Валько предполагало, что это прозвучит эффектно, но Сотин даже не обратил внимания на его слова — сунул в конверт пальцы и, то и дело поглядывая по сторонам, считал деньги, деловито шевеля губами. Никакого карнавала, сосредоточенность. Валько стало противно, оно ушло, не дожидаясь конца подсчета.
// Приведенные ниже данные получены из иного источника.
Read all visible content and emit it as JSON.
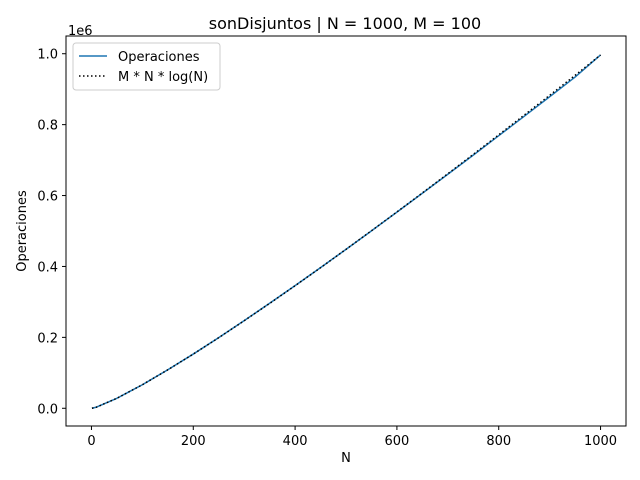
{
  "chart_data": {
    "type": "line",
    "title": "sonDisjuntos | N = 1000, M = 100",
    "xlabel": "N",
    "ylabel": "Operaciones",
    "y_offset_label": "1e6",
    "xlim": [
      -50,
      1050
    ],
    "ylim": [
      -0.05,
      1.05
    ],
    "y_scale_factor": 1000000,
    "x_ticks": [
      0,
      200,
      400,
      600,
      800,
      1000
    ],
    "x_tick_labels": [
      "0",
      "200",
      "400",
      "600",
      "800",
      "1000"
    ],
    "y_ticks": [
      0.0,
      0.2,
      0.4,
      0.6,
      0.8,
      1.0
    ],
    "y_tick_labels": [
      "0.0",
      "0.2",
      "0.4",
      "0.6",
      "0.8",
      "1.0"
    ],
    "grid": false,
    "legend_position": "top-left",
    "series": [
      {
        "name": "Operaciones",
        "color": "#1f77b4",
        "style": "solid",
        "x": [
          1,
          10,
          50,
          100,
          150,
          200,
          250,
          300,
          350,
          400,
          450,
          500,
          550,
          600,
          650,
          700,
          750,
          800,
          850,
          900,
          950,
          1000
        ],
        "y": [
          0.0,
          0.0033,
          0.0282,
          0.0664,
          0.1086,
          0.1529,
          0.1993,
          0.2471,
          0.2961,
          0.346,
          0.3967,
          0.4483,
          0.5004,
          0.5533,
          0.6065,
          0.6601,
          0.714,
          0.7688,
          0.8235,
          0.8786,
          0.9341,
          0.9966
        ]
      },
      {
        "name": "M * N * log(N)",
        "color": "#000000",
        "style": "dotted",
        "x": [
          1,
          10,
          50,
          100,
          150,
          200,
          250,
          300,
          350,
          400,
          450,
          500,
          550,
          600,
          650,
          700,
          750,
          800,
          850,
          900,
          950,
          1000
        ],
        "y": [
          0.0,
          0.0033,
          0.0282,
          0.0664,
          0.1086,
          0.1529,
          0.1991,
          0.2469,
          0.2957,
          0.3457,
          0.3965,
          0.4483,
          0.5007,
          0.5538,
          0.6074,
          0.6615,
          0.7162,
          0.7713,
          0.8268,
          0.8827,
          0.939,
          0.9966
        ]
      }
    ]
  }
}
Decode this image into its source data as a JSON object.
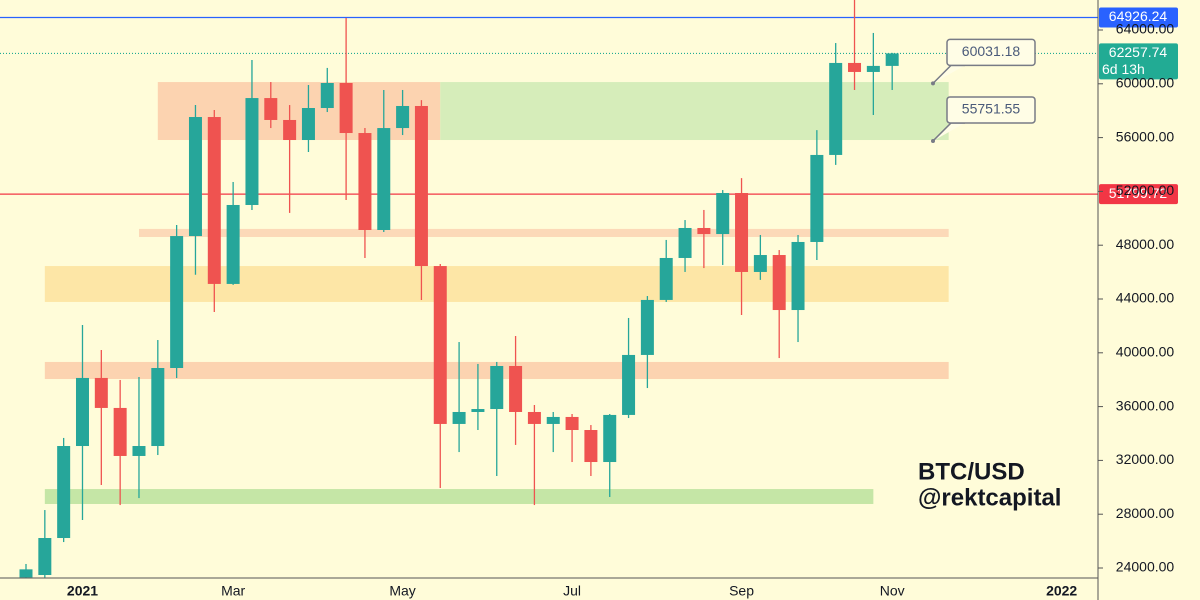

Сотин исчез из его жизни (как потом оказалось — не навсегда), а Салыкин начал посещать регулярно. Часто — с девушками. Он любил девушек. Но любил и выпить. Любил также петь под гитару свои песни. И все эти увлечения были у него в постоянном противоречии: от природы довольно застенчивый, он, чтобы легче было общаться с девушкой, выпивал. Выпив же, начинал петь песни, но то и дело забывал слова, откладывал гитару, чтобы взяться за девушку, но хотелось еще выпить. Выпивал — и уже было не до девушки. Впрочем, текстов своих песен он не помнил и в трезвом виде. Когда признанный поэт филфака Болотцев читал со сцены на факультетском вечере длиннейшее стихотворение размером в поэму, Салыкин сказал с добродушной завистью: «Надо же, наизусть дует!» Он признавался, что для него слишком трудно сочетать пение и игру. «Аккорды помнить, да еще слова помнить — морока. Я не могу два дела одновременно делать, у меня, наверно, полушария не сбалансированы». Потом нашел выход: напечатал на пишущей машинке тексты, вклеил их в толстую тетрадь вроде конторской книги и начал петь с листа. С девушками же так: зная, что после двух стаканов вина или стакана водки ему будет не до них, он спешил их обольстить (и достиг, несмотря на застенчивость, большого мастерства в этом деле), а уж потом, освобожденный, мог с полным удовольствием пить и петь. Из этого Валько сделало вывод, что питье и пение Салыкину — для удовольствия, а девушки скорее для тщеславия. Ну, и просто — нужда.
11
Аморалкой назывались грехи, за которые действительно могли исключить не только из комсомола, но и из вуза: пьянство (если попадешься), фарцовка (опять же, если уличат), половая распущенность в особо циничной и откровенной форме; сейчас студентам легче, ни пьянство, ни коммерческая деятельность, ни сексуальные подвиги не преследуются, лишь бы человек учился (или — лишь бы платил за обучение).